Thanks John, much appreciated.


(John Withall) #9

This is a tricky one, hopefully some others will give their input to but there are a fair number of variables.

If you go for a solar heating system then there are evacuated tubes which are really efficient, they use these for hot water in Antarctica https://www.bas.ac.uk/about/antarctica/environmental-protection/ene...

With evacuated tubes you can heat your pool and when not in use, say mid winter use the system for under floor heating. The only real downsides are in summer when the pool is up to temperature you have to find something to do with the available hot water so you obviously can heat your hot water tank but then what.

You need a fair amount of space for the tube arrays as well.

Forget rubber mats they just leak after a while.

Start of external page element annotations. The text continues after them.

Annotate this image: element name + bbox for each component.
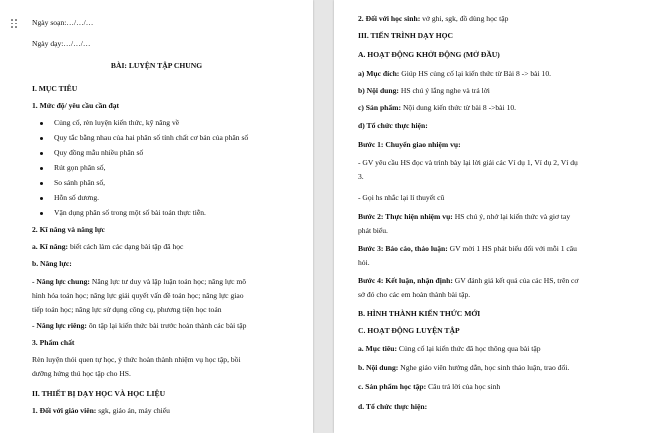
specific-competence-line xyxy=(32,321,246,331)
step-3-line-2: hỏi. xyxy=(358,258,370,267)
teacher-equipment-text: sgk, giáo án, máy chiếu xyxy=(96,406,170,415)
warmup-product-line xyxy=(358,103,516,113)
teacher-equipment-label: 1. Đối với giáo viên: xyxy=(32,406,97,415)
prep-date: Ngày soạn:…/…/… xyxy=(32,18,94,27)
subheading-qualities: 3. Phẩm chất xyxy=(32,338,75,347)
section-heading-warmup: A. HOẠT ĐỘNG KHỞI ĐỘNG (MỞ ĐẦU) xyxy=(358,50,500,59)
teach-date: Ngày dạy:…/…/… xyxy=(32,39,91,48)
subheading-requirements: 1. Mức độ/ yêu cầu cần đạt xyxy=(32,101,120,110)
skills-line xyxy=(32,242,183,252)
competence-label: b. Năng lực: xyxy=(32,259,72,268)
step-2-line-2: phát biểu. xyxy=(358,226,388,235)
lesson-title: BÀI: LUYỆN TẬP CHUNG xyxy=(110,61,203,70)
practice-product-text: Câu trả lời của học sinh xyxy=(426,382,501,391)
warmup-purpose-text: Giúp HS củng cố lại kiến thức từ Bài 8 -> bài 10. xyxy=(399,69,552,78)
warmup-organization-label: d) Tổ chức thực hiện: xyxy=(358,121,428,130)
general-competence-label: - Năng lực chung: xyxy=(32,277,90,286)
bullet-item: Củng cố, rèn luyện kiến thức, kỹ năng về xyxy=(54,118,180,127)
step-1-label: Bước 1: Chuyển giao nhiệm vụ: xyxy=(358,140,461,149)
bullet-item: Hỗn số dương. xyxy=(54,193,100,202)
student-equipment-label: 2. Đối với học sinh: xyxy=(358,14,421,23)
step-3-text: GV mời 1 HS phát biểu đối với mỗi 1 câu xyxy=(447,244,577,253)
step-4-line-2: sở đó cho các em hoàn thành bài tập. xyxy=(358,290,471,299)
practice-content-label: b. Nội dung: xyxy=(358,363,399,372)
skills-text: biết cách làm các dạng bài tập đã học xyxy=(68,242,184,251)
warmup-product-text: Nội dung kiến thức từ bài 8 ->bài 10. xyxy=(401,103,517,112)
general-competence-text: Năng lực tư duy và lập luận toán học; năng lực mô xyxy=(89,277,247,286)
teacher-equipment-line xyxy=(32,406,170,416)
bullet-item: Quy đồng mẫu nhiều phân số xyxy=(54,148,144,157)
bullet-item: Vận dụng phân số trong một số bài toán thực tiễn. xyxy=(54,208,206,217)
document-page-right xyxy=(334,0,650,433)
step-2-line xyxy=(358,212,570,222)
practice-content-text: Nghe giáo viên hướng dẫn, học sinh thảo luận, trao đổi. xyxy=(398,363,570,372)
step-1-line-1: - GV yêu cầu HS đọc và trình bày lại lời giải các Ví dụ 1, Ví dụ 2, Ví dụ xyxy=(358,158,578,167)
section-heading-new-knowledge: B. HÌNH THÀNH KIẾN THỨC MỚI xyxy=(358,309,481,318)
qualities-line-1: Rèn luyện thói quen tự học, ý thức hoàn thành nhiệm vụ học tập, bồi xyxy=(32,355,241,364)
step-4-line xyxy=(358,276,578,286)
warmup-content-text: HS chú ý lắng nghe và trả lời xyxy=(398,86,490,95)
qualities-line-2: dưỡng hứng thú học tập cho HS. xyxy=(32,369,131,378)
step-1-line-2: 3. xyxy=(358,172,364,181)
student-equipment-text: vở ghi, sgk, đồ dùng học tập xyxy=(420,14,509,23)
section-heading-equipment: II. THIẾT BỊ DẠY HỌC VÀ HỌC LIỆU xyxy=(32,389,166,398)
practice-goal-text: Củng cố lại kiến thức đã học thông qua bài tập xyxy=(397,344,541,353)
step-2-label: Bước 2: Thực hiện nhiệm vụ: xyxy=(358,212,453,221)
practice-goal-label: a. Mục tiêu: xyxy=(358,344,398,353)
practice-organization-label: d. Tổ chức thực hiện: xyxy=(358,402,428,411)
section-heading-practice: C. HOẠT ĐỘNG LUYỆN TẬP xyxy=(358,326,460,335)
practice-product-label: c. Sản phẩm học tập: xyxy=(358,382,427,391)
practice-product-line xyxy=(358,382,500,392)
bullet-item: Rút gọn phân số, xyxy=(54,163,106,172)
specific-competence-text: ôn tập lại kiến thức bài trước hoàn thành các bài tập xyxy=(86,321,247,330)
step-2-text: HS chú ý, nhớ lại kiến thức và giơ tay xyxy=(452,212,571,221)
step-4-text: GV đánh giá kết quả của các HS, trên cơ xyxy=(452,276,579,285)
warmup-product-label: c) Sản phẩm: xyxy=(358,103,402,112)
section-heading-objectives: I. MỤC TIÊU xyxy=(32,84,78,93)
warmup-purpose-line xyxy=(358,69,551,79)
student-equipment-line xyxy=(358,14,508,24)
document-page-left xyxy=(0,0,313,433)
warmup-content-label: b) Nội dung: xyxy=(358,86,399,95)
step-1-line-3: - Gọi hs nhắc lại lí thuyết cũ xyxy=(358,193,445,202)
bullet-item: Quy tắc bằng nhau của hai phân số tính chất cơ bản của phân số xyxy=(54,133,249,142)
practice-goal-line xyxy=(358,344,541,354)
drag-handle-icon[interactable] xyxy=(11,19,17,28)
practice-content-line xyxy=(358,363,569,373)
step-4-label: Bước 4: Kết luận, nhận định: xyxy=(358,276,453,285)
section-heading-process: III. TIẾN TRÌNH DẠY HỌC xyxy=(358,31,454,40)
warmup-content-line xyxy=(358,86,490,96)
subheading-skills: 2. Kĩ năng và năng lực xyxy=(32,225,105,234)
skills-label: a. Kĩ năng: xyxy=(32,242,69,251)
step-3-label: Bước 3: Báo cáo, thảo luận: xyxy=(358,244,448,253)
specific-competence-label: - Năng lực riêng: xyxy=(32,321,87,330)
bullet-item: So sánh phân số, xyxy=(54,178,106,187)
warmup-purpose-label: a) Mục đích: xyxy=(358,69,400,78)
step-3-line xyxy=(358,244,577,254)
general-competence-line-2: hình hóa toán học; năng lực giải quyết vấn đề toán học; năng lực giao xyxy=(32,291,244,300)
general-competence-line-3: tiếp toán học; năng lực sử dụng công cụ, phương tiện học toán xyxy=(32,305,222,314)
general-competence-line xyxy=(32,277,246,287)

There are various other polypropylene solar collectors which pump the pool water through them all quite simple but again you need quite an area to put them in (roughly 50% of the pools surface area) and they will cause some restriction in the water flow possibly increasing your electricity consumption as well. This depends on what height the panels are at. A friend of mine has his on the roof which is quite high so he increases the variable speed pump when the heating is required and that uses an additional 1275 watts per hour, another has them at ground level so no real issues there.

Then there is the air to water heat pump, these will work at the turn of the key whereas the above solar is only really effective when it warm outside and the sun is shining . Different for Evacuated tubes, they can work when it's cold but bright outside.

The heat pumps are like a fridge working in reverse, for a smaller amount of electricity say 2.5Kw you get a heat output of 10-12.5Kw as they use a fridge type setup to grab the warm air through a compressor into a heat exchanger to heat the water. Depending on the model some can work down to a temperature of -5 c although the performance will drop off drastically to maybe 5Kw as it gets colder. These pumps also have a smaller area required to site them but they are noisier than solar. It should be possible when not heating your pool to utilise the heat pump for underfloor heating as well but careful attention needs to be placed in the flow rate as pools generally use a high flow rate. The flow through the heat pump has only a minimal restriction on the pump so these can also be used on an ultra efficient Eco pool filtration/pump setup.

Not forgetting of course the need for a good cover to retain the heat you have in the pool. Insulating floor and walls of the pool structure is often overlooked and treated with a Gallic shrug but it works and can save 50% of the heating requirements of an insulated pool.